One day after her telephone interview with DER SPIEGEL, she received a message from the Kazakh Embassy in Beijing saying they want to help her leave the country. It's the kind of support that the vast majority of the more than 11 million Uyghurs in the region are not receiving. For them, there is no state that can take care of them or apply pressure on Beijing.

When the invitation letter and visa confirmation from the Kazakh Embassy finally arrived at the Xinjiang immigration office, the documents were full of errors. Her name was misspelled and one of the numerals in her ID number was reversed.

A second invitation arrived three days later, and this time everything is correct. The Chinese authorities are now demanding a copy of her ID card, passport photos, a completed application form, her household registration, several signatures and stamps from different authorities.

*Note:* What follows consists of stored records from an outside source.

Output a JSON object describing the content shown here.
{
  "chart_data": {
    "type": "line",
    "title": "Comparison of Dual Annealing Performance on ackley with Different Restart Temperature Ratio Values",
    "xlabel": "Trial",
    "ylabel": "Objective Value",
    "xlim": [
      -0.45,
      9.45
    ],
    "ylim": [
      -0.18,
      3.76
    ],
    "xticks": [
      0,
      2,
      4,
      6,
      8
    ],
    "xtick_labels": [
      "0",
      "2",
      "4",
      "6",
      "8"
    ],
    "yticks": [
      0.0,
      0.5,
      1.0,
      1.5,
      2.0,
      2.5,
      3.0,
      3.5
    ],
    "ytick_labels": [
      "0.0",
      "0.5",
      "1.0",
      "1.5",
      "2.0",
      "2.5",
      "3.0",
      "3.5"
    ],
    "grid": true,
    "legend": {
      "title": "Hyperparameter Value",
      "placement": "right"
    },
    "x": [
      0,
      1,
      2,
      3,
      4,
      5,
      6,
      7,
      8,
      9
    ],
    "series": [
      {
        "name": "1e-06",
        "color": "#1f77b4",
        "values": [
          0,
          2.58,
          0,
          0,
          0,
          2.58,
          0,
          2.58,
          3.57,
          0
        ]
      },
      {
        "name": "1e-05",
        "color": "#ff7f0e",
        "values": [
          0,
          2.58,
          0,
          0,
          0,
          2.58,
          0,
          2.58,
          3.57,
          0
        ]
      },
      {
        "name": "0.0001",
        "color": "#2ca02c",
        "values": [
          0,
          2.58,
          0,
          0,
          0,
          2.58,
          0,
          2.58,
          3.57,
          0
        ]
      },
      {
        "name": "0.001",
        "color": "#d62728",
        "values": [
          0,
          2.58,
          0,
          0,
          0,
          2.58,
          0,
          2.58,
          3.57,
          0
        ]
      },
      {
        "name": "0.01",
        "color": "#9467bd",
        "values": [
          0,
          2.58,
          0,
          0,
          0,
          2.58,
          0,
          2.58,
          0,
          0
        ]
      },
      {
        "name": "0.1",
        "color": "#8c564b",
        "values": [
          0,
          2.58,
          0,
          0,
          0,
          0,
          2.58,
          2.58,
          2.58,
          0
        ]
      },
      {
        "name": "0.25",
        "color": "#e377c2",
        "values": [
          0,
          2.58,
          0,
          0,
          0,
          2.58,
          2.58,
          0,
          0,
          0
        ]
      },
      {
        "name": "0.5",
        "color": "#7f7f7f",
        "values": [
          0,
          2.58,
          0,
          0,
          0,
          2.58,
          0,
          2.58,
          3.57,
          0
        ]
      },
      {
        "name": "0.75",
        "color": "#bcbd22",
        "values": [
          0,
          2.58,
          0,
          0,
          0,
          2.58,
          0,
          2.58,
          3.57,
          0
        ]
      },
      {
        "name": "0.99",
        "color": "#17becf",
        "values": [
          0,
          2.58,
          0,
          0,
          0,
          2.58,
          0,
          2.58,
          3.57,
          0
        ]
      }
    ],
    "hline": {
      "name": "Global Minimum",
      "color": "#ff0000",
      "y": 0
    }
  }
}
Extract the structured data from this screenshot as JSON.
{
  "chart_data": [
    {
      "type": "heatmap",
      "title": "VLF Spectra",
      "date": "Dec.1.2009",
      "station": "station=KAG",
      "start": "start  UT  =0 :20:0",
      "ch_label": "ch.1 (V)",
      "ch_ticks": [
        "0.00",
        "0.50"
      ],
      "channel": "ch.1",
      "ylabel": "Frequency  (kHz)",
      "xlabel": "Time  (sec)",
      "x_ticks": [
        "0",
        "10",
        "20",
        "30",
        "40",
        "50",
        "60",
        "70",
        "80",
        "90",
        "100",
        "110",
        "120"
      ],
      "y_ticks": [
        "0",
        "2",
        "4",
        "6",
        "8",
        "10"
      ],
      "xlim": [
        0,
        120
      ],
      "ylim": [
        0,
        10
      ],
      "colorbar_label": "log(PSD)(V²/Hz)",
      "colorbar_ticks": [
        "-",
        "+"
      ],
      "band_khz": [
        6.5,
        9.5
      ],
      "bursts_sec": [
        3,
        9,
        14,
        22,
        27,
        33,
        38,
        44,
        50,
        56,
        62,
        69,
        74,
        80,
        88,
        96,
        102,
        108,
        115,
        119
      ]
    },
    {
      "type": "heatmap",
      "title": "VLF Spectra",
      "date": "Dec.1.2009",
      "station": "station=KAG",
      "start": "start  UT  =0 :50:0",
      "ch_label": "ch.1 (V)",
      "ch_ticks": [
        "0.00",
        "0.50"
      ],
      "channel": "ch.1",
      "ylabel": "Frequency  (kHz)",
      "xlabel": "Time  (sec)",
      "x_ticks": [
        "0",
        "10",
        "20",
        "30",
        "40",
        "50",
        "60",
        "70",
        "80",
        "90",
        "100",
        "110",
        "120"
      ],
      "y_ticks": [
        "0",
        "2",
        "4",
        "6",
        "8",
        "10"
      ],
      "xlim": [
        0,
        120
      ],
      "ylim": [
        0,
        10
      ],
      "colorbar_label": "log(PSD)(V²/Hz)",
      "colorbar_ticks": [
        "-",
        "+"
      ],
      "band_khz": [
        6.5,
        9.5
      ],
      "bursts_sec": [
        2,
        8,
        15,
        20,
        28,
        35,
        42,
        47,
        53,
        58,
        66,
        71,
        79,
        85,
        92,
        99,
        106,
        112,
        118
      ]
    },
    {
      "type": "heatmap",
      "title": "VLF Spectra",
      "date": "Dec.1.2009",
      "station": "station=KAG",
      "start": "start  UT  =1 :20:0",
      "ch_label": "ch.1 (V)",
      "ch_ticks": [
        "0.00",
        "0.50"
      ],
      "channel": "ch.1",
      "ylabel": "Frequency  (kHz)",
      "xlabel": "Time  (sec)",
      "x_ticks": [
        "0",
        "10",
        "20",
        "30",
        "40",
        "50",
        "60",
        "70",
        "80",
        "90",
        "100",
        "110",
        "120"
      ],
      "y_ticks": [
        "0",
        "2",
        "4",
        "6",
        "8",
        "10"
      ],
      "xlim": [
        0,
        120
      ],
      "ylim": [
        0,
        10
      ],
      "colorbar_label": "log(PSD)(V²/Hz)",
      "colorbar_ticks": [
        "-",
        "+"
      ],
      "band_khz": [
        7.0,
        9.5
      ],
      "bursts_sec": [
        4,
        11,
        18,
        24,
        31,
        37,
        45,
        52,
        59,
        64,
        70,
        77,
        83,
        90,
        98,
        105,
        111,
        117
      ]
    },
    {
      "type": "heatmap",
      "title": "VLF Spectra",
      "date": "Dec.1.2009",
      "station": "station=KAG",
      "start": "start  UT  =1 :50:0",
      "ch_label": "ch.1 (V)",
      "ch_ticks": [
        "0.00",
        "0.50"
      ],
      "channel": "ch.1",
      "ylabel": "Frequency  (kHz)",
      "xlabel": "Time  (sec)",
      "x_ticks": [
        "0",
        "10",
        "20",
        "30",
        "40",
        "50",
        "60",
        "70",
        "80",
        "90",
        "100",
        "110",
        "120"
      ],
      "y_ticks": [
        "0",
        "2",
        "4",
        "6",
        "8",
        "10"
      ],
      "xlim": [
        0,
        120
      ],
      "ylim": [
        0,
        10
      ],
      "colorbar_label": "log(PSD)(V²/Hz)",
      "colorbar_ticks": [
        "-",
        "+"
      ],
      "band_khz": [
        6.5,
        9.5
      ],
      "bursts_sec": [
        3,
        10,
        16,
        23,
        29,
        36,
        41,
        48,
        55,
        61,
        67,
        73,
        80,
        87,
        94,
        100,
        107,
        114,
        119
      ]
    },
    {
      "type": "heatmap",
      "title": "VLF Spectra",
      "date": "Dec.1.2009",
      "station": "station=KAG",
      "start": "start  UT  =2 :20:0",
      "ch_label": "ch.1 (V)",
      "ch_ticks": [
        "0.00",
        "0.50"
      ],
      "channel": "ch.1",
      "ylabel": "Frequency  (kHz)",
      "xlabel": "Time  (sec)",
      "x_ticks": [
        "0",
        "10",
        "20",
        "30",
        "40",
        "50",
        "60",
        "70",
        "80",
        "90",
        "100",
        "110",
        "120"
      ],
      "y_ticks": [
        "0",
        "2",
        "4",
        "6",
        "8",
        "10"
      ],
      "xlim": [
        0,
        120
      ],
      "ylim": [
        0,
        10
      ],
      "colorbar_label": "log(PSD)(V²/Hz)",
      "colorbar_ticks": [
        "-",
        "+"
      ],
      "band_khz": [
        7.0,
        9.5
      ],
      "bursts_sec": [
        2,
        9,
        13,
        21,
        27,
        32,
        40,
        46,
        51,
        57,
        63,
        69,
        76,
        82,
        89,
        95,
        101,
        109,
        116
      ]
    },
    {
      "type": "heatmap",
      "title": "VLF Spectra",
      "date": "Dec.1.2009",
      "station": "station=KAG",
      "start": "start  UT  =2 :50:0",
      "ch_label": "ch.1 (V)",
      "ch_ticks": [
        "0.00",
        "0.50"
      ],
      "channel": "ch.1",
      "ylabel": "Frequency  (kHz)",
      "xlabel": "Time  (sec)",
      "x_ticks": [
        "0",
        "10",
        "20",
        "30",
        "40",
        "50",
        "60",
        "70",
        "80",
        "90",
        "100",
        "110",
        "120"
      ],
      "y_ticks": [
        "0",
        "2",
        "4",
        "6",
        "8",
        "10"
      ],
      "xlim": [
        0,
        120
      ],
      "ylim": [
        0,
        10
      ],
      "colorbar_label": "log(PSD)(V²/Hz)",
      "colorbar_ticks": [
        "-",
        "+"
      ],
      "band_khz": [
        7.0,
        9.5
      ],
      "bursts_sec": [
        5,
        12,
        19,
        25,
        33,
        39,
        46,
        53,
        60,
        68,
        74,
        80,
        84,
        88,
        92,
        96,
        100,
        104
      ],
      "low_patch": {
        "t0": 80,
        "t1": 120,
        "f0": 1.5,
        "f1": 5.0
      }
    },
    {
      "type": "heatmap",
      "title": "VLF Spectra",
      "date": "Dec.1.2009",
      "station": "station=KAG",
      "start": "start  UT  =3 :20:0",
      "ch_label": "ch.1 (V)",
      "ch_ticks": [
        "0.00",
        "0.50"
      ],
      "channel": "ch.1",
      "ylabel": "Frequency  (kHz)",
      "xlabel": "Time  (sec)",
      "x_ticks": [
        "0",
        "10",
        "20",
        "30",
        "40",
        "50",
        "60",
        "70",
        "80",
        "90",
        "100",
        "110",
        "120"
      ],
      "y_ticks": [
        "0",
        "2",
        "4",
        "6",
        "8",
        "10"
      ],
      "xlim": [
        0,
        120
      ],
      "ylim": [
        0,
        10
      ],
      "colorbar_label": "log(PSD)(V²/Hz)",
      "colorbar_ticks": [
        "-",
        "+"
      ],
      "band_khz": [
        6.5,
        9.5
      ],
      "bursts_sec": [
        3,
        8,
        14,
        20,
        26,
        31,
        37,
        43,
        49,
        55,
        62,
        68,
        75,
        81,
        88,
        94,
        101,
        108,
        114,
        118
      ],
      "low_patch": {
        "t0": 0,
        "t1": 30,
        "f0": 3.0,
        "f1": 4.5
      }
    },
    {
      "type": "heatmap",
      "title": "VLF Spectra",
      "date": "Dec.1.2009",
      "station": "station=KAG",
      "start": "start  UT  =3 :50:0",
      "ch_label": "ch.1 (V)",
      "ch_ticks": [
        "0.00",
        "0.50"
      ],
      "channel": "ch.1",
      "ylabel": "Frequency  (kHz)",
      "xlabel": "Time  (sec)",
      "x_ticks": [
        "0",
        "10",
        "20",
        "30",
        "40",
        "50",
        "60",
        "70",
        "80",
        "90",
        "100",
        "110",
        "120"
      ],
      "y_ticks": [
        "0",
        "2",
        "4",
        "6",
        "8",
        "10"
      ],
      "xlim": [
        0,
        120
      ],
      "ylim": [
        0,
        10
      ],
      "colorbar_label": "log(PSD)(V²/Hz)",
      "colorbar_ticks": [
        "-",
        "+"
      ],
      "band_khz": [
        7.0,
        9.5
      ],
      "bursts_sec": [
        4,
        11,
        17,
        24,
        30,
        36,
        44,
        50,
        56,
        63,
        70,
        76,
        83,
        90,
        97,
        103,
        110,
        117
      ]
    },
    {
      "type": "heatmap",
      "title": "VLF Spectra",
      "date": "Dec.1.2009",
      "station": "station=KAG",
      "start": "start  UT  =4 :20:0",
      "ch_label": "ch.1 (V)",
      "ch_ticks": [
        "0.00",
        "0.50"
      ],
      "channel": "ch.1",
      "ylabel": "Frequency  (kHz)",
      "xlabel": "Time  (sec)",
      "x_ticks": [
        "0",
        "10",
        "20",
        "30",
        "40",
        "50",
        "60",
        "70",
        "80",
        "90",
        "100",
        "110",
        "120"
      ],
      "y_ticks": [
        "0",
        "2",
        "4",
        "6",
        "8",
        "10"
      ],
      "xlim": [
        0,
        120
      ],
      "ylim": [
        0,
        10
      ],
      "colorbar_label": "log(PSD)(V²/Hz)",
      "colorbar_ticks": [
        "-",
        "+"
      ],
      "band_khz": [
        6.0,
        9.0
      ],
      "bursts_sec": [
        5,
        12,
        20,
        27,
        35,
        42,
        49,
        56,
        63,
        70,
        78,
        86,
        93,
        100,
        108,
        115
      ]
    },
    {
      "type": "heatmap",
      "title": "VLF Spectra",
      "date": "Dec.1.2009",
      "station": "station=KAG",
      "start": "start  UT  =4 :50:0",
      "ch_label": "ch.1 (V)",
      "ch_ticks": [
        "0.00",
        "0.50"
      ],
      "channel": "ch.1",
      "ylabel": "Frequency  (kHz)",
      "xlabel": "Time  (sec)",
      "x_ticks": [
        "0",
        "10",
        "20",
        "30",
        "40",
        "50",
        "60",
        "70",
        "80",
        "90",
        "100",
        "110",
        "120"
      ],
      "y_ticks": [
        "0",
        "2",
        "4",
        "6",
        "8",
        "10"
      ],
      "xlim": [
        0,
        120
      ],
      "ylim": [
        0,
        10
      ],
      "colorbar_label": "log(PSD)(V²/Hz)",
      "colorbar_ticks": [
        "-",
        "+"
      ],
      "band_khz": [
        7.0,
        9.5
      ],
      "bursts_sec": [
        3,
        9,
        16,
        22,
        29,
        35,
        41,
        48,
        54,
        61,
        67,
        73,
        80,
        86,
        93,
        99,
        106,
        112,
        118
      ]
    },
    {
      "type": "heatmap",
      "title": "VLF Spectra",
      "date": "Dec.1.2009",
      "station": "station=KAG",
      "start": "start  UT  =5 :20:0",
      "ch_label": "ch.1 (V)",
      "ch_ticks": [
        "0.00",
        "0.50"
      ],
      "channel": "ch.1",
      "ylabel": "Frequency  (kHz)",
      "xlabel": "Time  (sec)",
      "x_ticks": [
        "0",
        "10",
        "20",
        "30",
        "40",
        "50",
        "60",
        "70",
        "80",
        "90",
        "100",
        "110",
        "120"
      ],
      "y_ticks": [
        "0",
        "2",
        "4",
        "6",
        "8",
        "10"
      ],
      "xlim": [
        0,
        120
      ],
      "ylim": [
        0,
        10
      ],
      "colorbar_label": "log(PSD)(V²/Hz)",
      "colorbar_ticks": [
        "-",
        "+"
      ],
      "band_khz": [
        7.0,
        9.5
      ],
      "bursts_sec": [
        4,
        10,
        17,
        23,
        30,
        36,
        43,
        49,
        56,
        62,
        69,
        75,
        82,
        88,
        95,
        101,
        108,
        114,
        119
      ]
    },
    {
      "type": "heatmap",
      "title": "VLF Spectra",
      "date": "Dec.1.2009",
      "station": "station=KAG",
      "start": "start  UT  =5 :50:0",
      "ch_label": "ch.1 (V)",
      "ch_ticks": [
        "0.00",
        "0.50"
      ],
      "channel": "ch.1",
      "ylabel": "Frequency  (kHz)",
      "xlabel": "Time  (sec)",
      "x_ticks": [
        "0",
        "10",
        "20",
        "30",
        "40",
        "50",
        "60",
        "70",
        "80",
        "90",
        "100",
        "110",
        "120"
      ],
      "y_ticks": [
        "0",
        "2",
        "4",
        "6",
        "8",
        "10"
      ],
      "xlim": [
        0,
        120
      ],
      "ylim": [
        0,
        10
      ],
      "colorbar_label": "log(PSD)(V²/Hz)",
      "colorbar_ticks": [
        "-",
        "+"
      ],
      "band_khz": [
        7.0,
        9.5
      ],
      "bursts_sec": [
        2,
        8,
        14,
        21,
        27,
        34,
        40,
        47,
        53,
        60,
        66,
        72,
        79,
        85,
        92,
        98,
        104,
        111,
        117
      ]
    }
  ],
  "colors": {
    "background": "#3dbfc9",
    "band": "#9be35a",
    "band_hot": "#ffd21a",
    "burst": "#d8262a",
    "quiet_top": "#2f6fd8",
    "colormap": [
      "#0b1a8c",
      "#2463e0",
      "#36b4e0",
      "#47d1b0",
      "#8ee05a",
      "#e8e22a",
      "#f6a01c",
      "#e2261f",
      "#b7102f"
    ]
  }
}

On January 18, Zhumatai finally ventured out of her home to apply for her passport. For security reasons, she filmed herself as she visited the authorities. The Kazakh activist in the U.S. later posted the video. In it, Zhumatai can be seen climbing the steps of a mighty administrative building in bone-chillingly cold Ürümqi. There are no police waiting to arrest her.

She will find out in mid-February whether she will receive a passport. And whether she will finally be able to leave for Kazakhstan. Or whether she has to stay in Xinjiang.

Zhumatai sends an audio message. There's a little noise in the background, but her voice can still be heard clearly. She says in Uyghur: "I'm a human being, I have a soul. I want to live."